Instagram: janemargarette

About the Artist

Jane is a recent 2016 CSULB graduate where she received her Bachelor of Fine Arts in ceramics, and is currently taking on the grad-school application process with hopes on pursuing her higher education at UCLA. When it comes to hobbies, Jane enjoys going to escape room and indulging in Filipino food, and while on the topic, it is notable to mention that this culture has played a particular role in her upbringing seeing as she is half Filipino. She was first introduced to ceramics through a class she took, and later found it to be a passion of hers.

Formal Analysis

The first thing that catches your eye when coming face to face with the exhibit are the vibrant colors used throughout all the pieces. One piece in particular, towering over both the other pieces and the viewers, attracts the most attention because of its size and use of vibrant colors. It is basically a giant cage, made up of numerous pieces of square-shaped plastic, and at the top you can see that it is being held up with the help of strings attached to the ceiling. Around the room, you can also see various pictures of women interacting with ceramic rock sculptures in different ways throughout the exhibit. In one, there is a picture of two women placed in a sanwhiched position between a representative flame below it, and a handing rock above it. There are various other pieces that give the sensation of women being “crushed” under rocks, as well as a photographic set depicting a sort of time-lapse of women picking up rocks.

Content Analysis

Jane revealed that her use of rocks throughout her exhibit was meant to represent the weight women carry around with them, that weight being societie’s expectations for how women should behave, dress, speak, and pretty much any other cultural boundary the viewer may think of when picturing the norms women are expected to live by. The eye-catching cage is there to remind of us the figurative enclosure women are kept in in order to make sure they don’t out-step their boundaries. The cage is made up of plastic mass- produced objects that can be perhaps found all throughout the country, if not the world, just as societies expectations of domestic behavior and a more passive character can be found through different cultures and societies. When asked about what specific boundaries these may be, Jane simply put it as being up to the viewer to decide that, as she considers it open for interpretation by each viewer.

My Experience

I found Jane Weibel’s “Psycho Cycle,” exhibit to be very thought provoking because just as the exhibition looked at the ideas of how women feel enclosed in expectations of what they should be, I felt as though I could definitely identify with this idea.
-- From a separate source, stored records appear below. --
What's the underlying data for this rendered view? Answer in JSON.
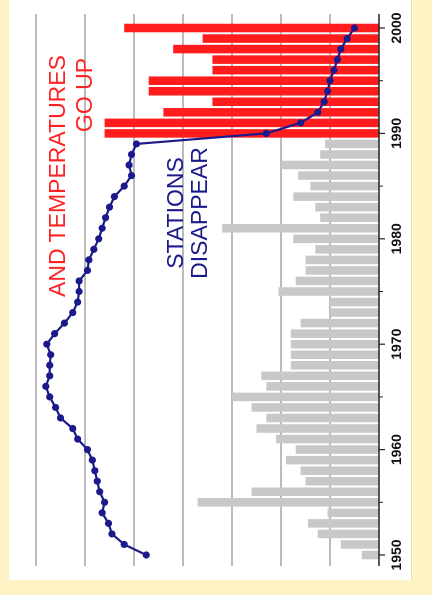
{
  "chart_data": {
    "type": "bar",
    "orientation": "rotated-90",
    "x_ticks": [
      "1950",
      "1960",
      "1970",
      "1980",
      "1990",
      "2000"
    ],
    "grid": true,
    "annotations": [
      {
        "lines": [
          "AND TEMPERATURES",
          "GO UP"
        ],
        "color": "#ff2222"
      },
      {
        "lines": [
          "STATIONS",
          "DISAPPEAR"
        ],
        "color": "#1a1a8c"
      }
    ],
    "series": [
      {
        "kind": "bar",
        "bar_colors": {
          "before_1990": "#c8c8c8",
          "from_1990": "#ff1c1c"
        },
        "years": [
          1950,
          1951,
          1952,
          1953,
          1954,
          1955,
          1956,
          1957,
          1958,
          1959,
          1960,
          1961,
          1962,
          1963,
          1964,
          1965,
          1966,
          1967,
          1968,
          1969,
          1970,
          1971,
          1972,
          1973,
          1974,
          1975,
          1976,
          1977,
          1978,
          1979,
          1980,
          1981,
          1982,
          1983,
          1984,
          1985,
          1986,
          1987,
          1988,
          1989,
          1990,
          1991,
          1992,
          1993,
          1994,
          1995,
          1996,
          1997,
          1998,
          1999,
          2000
        ],
        "values": [
          0.35,
          0.78,
          1.25,
          1.45,
          1.05,
          3.7,
          2.6,
          1.5,
          1.6,
          1.9,
          1.7,
          2.1,
          2.5,
          2.3,
          2.6,
          3.0,
          2.3,
          2.4,
          1.8,
          1.8,
          1.8,
          1.8,
          1.6,
          1.0,
          1.0,
          2.05,
          1.7,
          1.5,
          1.5,
          1.3,
          1.75,
          3.2,
          1.2,
          1.3,
          1.75,
          1.4,
          1.65,
          2.0,
          1.2,
          1.1,
          5.6,
          5.6,
          4.4,
          3.4,
          4.7,
          4.7,
          3.4,
          3.4,
          4.2,
          3.6,
          5.2
        ]
      },
      {
        "kind": "line",
        "color": "#1a1a8c",
        "years": [
          1950,
          1951,
          1952,
          1953,
          1954,
          1955,
          1956,
          1957,
          1958,
          1959,
          1960,
          1961,
          1962,
          1963,
          1964,
          1965,
          1966,
          1967,
          1968,
          1969,
          1970,
          1971,
          1972,
          1973,
          1974,
          1975,
          1976,
          1977,
          1978,
          1979,
          1980,
          1981,
          1982,
          1983,
          1984,
          1985,
          1986,
          1987,
          1988,
          1989,
          1990,
          1991,
          1992,
          1993,
          1994,
          1995,
          1996,
          1997,
          1998,
          1999,
          2000
        ],
        "values": [
          4.75,
          5.2,
          5.45,
          5.52,
          5.65,
          5.6,
          5.7,
          5.75,
          5.8,
          5.85,
          5.95,
          6.15,
          6.25,
          6.5,
          6.6,
          6.72,
          6.8,
          6.72,
          6.72,
          6.7,
          6.78,
          6.62,
          6.42,
          6.25,
          6.15,
          6.12,
          6.12,
          5.95,
          5.92,
          5.82,
          5.72,
          5.65,
          5.58,
          5.5,
          5.4,
          5.2,
          5.05,
          5.1,
          5.05,
          4.95,
          2.3,
          1.6,
          1.25,
          1.12,
          1.05,
          1.0,
          0.92,
          0.85,
          0.78,
          0.65,
          0.5
        ]
      }
    ]
  }
}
We are constantly being told by the media that we should act a certain way, that we should behave a certain way, and that we should expect to be treated a certain way depending on whether or not we fit these requirements to exist as a woman it today’s society. The fact that this exhibit is something that numerous women can identify with only goes to show just how real these expectations are, and how they play a role in our daily lives.